一気に二杯飲み干して、やっと目が覚めて来た。
「今日はお休みか」
奈々子は再びベッドに戻り、転がった。
土曜日。
いつもは出勤するけれど、今日は特別なお休み。
かず子先生が関西の学会に出席するため、臨時休診なのだ。
「あーあ」
奈々子は声に出して溜息をつく。
一人暮らしを始めてから、独り言が多かった。
家のなかだけならまだしも、最近は外にいてもつい口に出してしまう。
言ってから顔を赤らめることもしばしばだ。
「今日は見られないんだ」
奈々子は天井をぼんやりと見ながら、再びつぶやいた。
結城は火曜日と土曜日の二回、診療所にやってくる。
お休みはうれしいはずなのに、なんだか損した気分になっているのが不思議だ。
翌週から、結城は一人で診療所に来た。
薄いブルーの半袖ワイシャツに、濃紺のパンツ。
「ノーネクタイで失礼します」
結城は最初にそういって頭を下げた。
彼が診療所にくると、相変わらず空気が一変する。
彼はそんな雰囲気にも慣れているのか、何事もないように仕事を進めた。
「納品リストのチェックをお願いします」
結城に手渡される書類を受け取るとき、かならずその長くてまっすぐな指を見つめてしまう。
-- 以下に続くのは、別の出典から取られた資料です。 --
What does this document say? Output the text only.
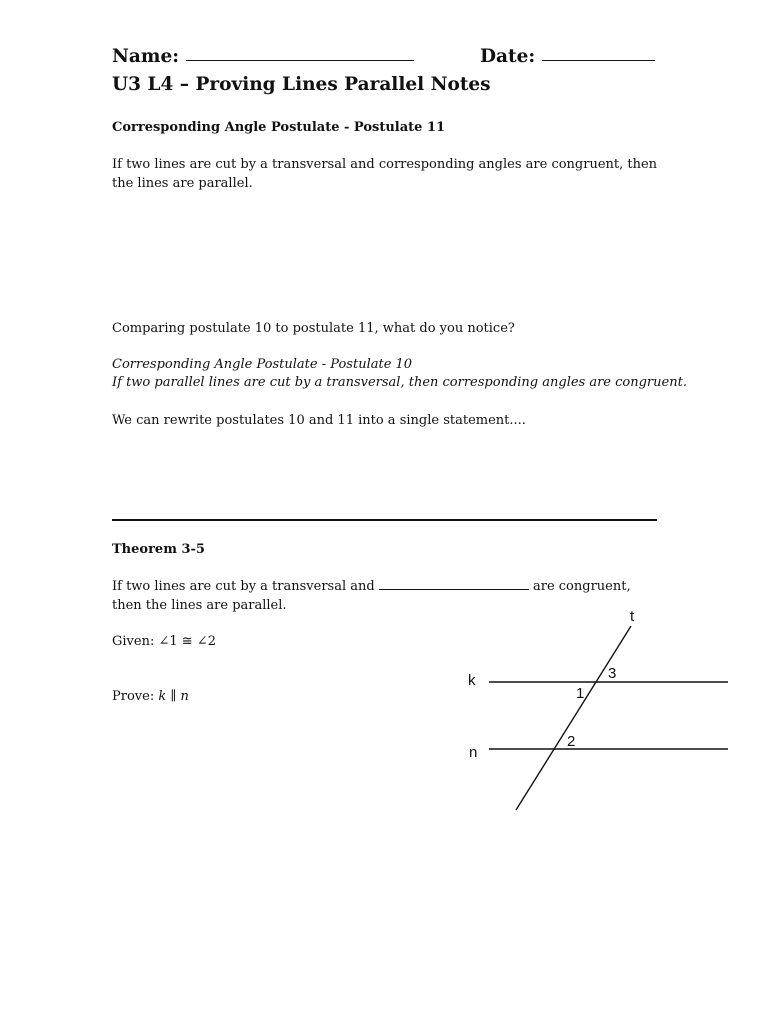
Name:	Date:
U3 L4 – Proving Lines Parallel Notes
Corresponding Angle Postulate - Postulate 11
If two lines are cut by a transversal and corresponding angles are congruent, then
the lines are parallel.
Comparing postulate 10 to postulate 11, what do you notice?
Corresponding Angle Postulate - Postulate 10
If two parallel lines are cut by a transversal, then corresponding angles are congruent.
We can rewrite postulates 10 and 11 into a single statement....
Theorem 3-5
If two lines are cut by a transversal and	are congruent,
then the lines are parallel.
Given: ∠1 ≅ ∠2
Prove: k ∥ n
k
n
t
1
3
2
彼の存在があまりにも現実離れしていて、奈々子は何度結城に会っても、慣れることができなかった。
それは診療所の皆も同じようで、結城がくると、なんだかんだと理由をつけて、待合室にのぞきにくる。
かず子先生でさえそうだ。
いつのまにか彼のくる時間の待合室は、女性達で溢れかえるようになった。
ただ美しいというだけじゃない。
不思議な魅力を持っている人。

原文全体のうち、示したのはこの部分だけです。